Estos textos dicen claramente que la integridad de la fe cristiana se da en la confesión de san Pedro, iluminada por la enseñanza de Jesús sobre su "camino" hacia la gloria, es decir, sobre su modo absolutamente singular de ser el Mesías y el Hijo de Dios. Un "camino" estrecho, un "modo" escandaloso para los discípulos de todos los tiempos, que inevitablemente se inclinan a pensar según los hombres y no según Dios (cf. Mt 16, 23). También hoy, como en tiempos de Jesús, no basta poseer la correcta confesión de fe:  es necesario aprender siempre de nuevo del Señor el modo propio como él es el Salvador y el camino por el que debemos seguirlo.

En efecto, debemos reconocer que, también para el creyente, la cruz es siempre difícil de aceptar. El instinto impulsa a evitarla, y el tentador induce a pensar que es más sabio tratar de salvarse a sí mismos, más bien que perder la propia vida por fidelidad al amor, por fidelidad al Hijo de Dios que se hizo hombre.

¿Qué era difícil de aceptar para la gente a la que Jesús hablaba? ¿Qué sigue siéndolo también para mucha gente hoy en día? Es difícil de aceptar el hecho de que pretende ser no sólo uno de los profetas, sino el Hijo de Dios, y reivindica la autoridad misma de Dios. Escuchándolo predicar, viéndolo sanar a los enfermos, evangelizar a los pequeños y a los pobres, y reconciliar a los pecadores, los discípulos llegaron poco a poco a comprender que era el Mesías en el sentido más alto del término, es decir, no sólo un hombre enviado por Dios, sino Dios mismo hecho hombre.

Claramente, todo esto era más grande que ellos, superaba su capacidad de comprender. Podían expresar su fe con los títulos de la tradición judía:  "Cristo", "Hijo de Dios", "Señor". Pero para aceptar verdaderamente la realidad, en cierto modo debían redescubrir esos títulos en su verdad más profunda:  Jesús mismo con su vida nos reveló su sentido pleno, siempre sorprendente, incluso paradójico con respecto a las concepciones corrientes. Y la fe de los discípulos debió adecuarse progresivamente. Esta fe se nos presenta como una peregrinación que tiene su origen en la experiencia del Jesús histórico y encuentra su fundamento en el misterio pascual, pero después debe seguir avanzando gracias a la acción del Espíritu Santo. Esta ha sido también la fe de la Iglesia a lo largo de la historia; y esta es también nuestra fe, la fe de los cristianos de hoy. Sólidamente fundada en la "roca" de Pedro, es una peregrinación hacia la plenitud de  la  verdad  que el pescador de Galilea profesó con convicción apasionada:  "Tú eres el Cristo, el Hijo de Dios vivo" (Mt 16, 16).

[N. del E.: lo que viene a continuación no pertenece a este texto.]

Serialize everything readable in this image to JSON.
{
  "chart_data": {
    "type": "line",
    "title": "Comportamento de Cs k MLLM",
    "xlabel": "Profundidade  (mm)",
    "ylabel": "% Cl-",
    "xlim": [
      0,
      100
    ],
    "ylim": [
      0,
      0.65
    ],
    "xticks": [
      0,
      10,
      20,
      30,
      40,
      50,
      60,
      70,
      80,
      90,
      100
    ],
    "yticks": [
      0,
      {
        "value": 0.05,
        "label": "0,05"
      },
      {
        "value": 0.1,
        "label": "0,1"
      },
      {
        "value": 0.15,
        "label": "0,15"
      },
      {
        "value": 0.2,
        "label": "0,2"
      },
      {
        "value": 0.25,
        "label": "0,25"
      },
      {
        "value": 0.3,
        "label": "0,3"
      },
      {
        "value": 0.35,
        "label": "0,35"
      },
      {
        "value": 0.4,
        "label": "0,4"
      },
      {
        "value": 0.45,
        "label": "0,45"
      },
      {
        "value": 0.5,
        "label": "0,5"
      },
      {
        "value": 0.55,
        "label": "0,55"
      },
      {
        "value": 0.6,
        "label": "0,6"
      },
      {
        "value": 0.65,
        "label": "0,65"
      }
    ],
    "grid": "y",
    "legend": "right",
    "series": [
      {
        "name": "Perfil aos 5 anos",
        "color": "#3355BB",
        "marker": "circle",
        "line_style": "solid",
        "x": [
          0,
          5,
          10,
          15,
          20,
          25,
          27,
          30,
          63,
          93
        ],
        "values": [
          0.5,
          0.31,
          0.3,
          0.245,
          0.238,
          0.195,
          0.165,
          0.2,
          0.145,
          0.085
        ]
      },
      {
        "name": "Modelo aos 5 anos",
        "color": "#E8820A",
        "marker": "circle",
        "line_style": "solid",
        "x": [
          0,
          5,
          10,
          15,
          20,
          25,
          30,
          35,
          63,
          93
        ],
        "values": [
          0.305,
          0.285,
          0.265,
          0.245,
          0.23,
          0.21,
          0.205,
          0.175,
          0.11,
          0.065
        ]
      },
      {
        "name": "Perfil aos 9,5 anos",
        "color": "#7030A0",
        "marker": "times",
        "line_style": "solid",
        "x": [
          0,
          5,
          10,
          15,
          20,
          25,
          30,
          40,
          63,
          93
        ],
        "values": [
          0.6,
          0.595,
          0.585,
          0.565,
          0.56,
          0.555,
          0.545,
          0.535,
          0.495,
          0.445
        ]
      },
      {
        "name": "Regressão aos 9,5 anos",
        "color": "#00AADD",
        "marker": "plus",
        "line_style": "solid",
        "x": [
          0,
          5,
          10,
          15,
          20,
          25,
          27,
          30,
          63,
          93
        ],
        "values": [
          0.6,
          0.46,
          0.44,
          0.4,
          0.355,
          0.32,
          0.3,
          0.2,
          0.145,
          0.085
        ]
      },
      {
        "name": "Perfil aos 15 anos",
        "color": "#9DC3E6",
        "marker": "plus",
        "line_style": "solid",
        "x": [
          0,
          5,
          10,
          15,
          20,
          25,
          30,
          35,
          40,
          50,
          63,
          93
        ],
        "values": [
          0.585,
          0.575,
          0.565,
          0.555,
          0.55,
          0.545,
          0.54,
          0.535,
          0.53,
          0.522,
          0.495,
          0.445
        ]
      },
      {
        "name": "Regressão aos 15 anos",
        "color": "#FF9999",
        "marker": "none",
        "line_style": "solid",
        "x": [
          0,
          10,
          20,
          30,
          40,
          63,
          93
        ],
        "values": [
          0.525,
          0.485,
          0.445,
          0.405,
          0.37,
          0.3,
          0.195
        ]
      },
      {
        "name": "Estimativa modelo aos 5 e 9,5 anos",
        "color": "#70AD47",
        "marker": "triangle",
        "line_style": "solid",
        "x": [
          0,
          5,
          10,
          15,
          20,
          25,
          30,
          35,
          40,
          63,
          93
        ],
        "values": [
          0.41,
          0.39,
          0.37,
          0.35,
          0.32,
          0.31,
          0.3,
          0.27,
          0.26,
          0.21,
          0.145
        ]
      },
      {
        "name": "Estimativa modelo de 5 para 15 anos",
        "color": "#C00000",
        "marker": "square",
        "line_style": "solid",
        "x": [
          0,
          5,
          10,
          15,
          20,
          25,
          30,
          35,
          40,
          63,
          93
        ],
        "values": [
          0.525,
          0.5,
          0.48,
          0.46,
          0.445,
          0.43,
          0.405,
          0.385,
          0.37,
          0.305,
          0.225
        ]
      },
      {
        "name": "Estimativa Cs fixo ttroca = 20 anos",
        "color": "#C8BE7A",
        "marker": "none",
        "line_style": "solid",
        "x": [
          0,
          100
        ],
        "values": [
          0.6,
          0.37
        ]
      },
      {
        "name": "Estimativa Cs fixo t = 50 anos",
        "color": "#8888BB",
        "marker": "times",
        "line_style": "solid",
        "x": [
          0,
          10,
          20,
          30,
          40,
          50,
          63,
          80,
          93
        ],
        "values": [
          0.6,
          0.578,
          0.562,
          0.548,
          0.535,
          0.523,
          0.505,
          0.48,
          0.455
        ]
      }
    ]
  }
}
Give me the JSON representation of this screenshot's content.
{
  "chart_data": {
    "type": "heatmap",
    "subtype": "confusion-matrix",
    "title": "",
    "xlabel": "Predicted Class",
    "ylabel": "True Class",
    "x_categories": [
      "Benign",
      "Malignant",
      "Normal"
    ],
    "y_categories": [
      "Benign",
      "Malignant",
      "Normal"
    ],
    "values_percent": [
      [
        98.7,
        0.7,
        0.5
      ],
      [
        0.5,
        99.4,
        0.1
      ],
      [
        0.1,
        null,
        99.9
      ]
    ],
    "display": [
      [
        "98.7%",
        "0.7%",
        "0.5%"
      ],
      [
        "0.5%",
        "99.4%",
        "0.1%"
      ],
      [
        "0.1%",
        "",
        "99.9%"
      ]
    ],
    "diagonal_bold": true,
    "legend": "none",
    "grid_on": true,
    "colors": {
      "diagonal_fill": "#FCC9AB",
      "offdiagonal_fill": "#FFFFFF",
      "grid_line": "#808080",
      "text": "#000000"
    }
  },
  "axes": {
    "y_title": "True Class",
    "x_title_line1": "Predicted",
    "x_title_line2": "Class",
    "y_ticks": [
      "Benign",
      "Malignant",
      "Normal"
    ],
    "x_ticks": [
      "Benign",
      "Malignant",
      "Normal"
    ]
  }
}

En la profesión de fe de Pedro, queridos hermanos y hermanas, podemos sentir que todos somos uno, a pesar de las divisiones que a lo largo de los siglos han lacerado la unidad de la Iglesia, con consecuencias que perduran todavía. En nombre de san Pedro y san Pablo renovemos hoy, junto con nuestros hermanos venidos de Constantinopla —a los que  agradezco una vez más su presencia en nuestra celebración—, el compromiso de acoger a fondo el deseo de Cristo, que quiere que estemos plenamente unidos.

Con los arzobispos concelebrantes acojamos el don y la responsabilidad de la comunión entre la Sede de Pedro y las Iglesias metropolitanas encomendadas a su solicitud pastoral.

Que nos guíe y acompañe siempre con su intercesión la santísima Madre de Dios:  su fe indefectible, que sostuvo la fe de Pedro y de los demás Apóstoles, siga sosteniendo la de las generaciones cristianas, nuestra misma fe:  Reina de los Apóstoles, ruega por nosotros. Amén.